– Сколько денег при себе имели? – спрашивал Филипченко.

– Ну, сосчитай сам, старшина, – отвечал ему усаженный в угол на лавку работяга. – Я ж не помню.

Наученный стажёр вставал, будто бы с необходимостью разглядеть, скажем, перочинный нож, рядом с Филипченко, прикрывая его от задержанных.

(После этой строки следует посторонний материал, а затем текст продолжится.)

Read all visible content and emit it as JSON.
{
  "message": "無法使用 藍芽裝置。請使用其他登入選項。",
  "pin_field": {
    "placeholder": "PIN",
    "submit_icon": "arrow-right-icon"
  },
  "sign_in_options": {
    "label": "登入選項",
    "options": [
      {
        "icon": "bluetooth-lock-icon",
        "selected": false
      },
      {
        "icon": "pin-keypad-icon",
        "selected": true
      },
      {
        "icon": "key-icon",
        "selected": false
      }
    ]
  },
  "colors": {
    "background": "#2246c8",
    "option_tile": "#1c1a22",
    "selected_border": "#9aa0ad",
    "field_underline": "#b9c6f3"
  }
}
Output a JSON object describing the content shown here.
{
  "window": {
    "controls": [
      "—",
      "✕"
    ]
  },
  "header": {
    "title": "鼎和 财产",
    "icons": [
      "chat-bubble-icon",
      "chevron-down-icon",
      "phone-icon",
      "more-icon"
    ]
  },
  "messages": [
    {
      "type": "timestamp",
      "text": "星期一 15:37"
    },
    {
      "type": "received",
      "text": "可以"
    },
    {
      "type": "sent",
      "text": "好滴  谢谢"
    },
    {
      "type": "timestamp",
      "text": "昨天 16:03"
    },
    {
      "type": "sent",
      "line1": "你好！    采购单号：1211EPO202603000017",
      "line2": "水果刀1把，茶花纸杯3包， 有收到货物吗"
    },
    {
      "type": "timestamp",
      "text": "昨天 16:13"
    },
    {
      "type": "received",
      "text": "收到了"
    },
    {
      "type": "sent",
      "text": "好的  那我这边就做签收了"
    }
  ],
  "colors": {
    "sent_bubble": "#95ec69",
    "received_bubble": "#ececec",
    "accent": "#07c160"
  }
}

Филипченко быстро пересчитывал деньги, успевая спрятать в журнал записи задержанных несколько купюр. Особо не жадовали. Почти всё вычищали только у борзых и очень пьяных – объясняли это просто: не наглел бы – оставили б минимум половину. А так – вот тебе на трамвай, бродяга, и проваливай, не было у тебя никаких денег, пёс пропойный.

Они выпроводили очередных кормильцев своих из пикета, Филипченко посчитал деньги и не глядя передал стажёру.

Их вызвали по рации.

– Внимательно, – сказал Филипченко, хотя положено было говорить “На приёме!” или “Пятнадцатый слушает!”.

Девушка с приятным голосом назвала адрес и пояснила:

– Женщина из соседнего подъезда позвонила, говорят, что там вроде бы драка сразу в нескольких квартирах. Сходи посмотри. Участковый подойдёт, если будет нужен. Звонившая была пьяна.

Поспешая, стажёр, конечно, отметил про себя, что дежурная обращается к Филипченко в единственном числе, словно никакого стажёра с ним рядом и не было в природе.

Дом выполз к ним серым боком. Филипченко резко встал, стажёр ткнулся ему в плечо, потом шагнул вбок и стал пристально глядеть на окна. Одно из них погасло.

Филипченко даже, кажется, принюхивался.

– Пойдём? – стажёр как будто хотел сказать: а чего ждать-то, дом как дом.

Филипченко не ответил, ещё раз шумно, как конь, втянул в себя воздух и нехотя пошёл. Пихнул входную дверь, она издала пронзительный скрип.

– Заорал кто-то, – Филипченко попридержал дверь; стажёр опять ткнулся ему в спину, съездив носком по пятке старшинского ботинка.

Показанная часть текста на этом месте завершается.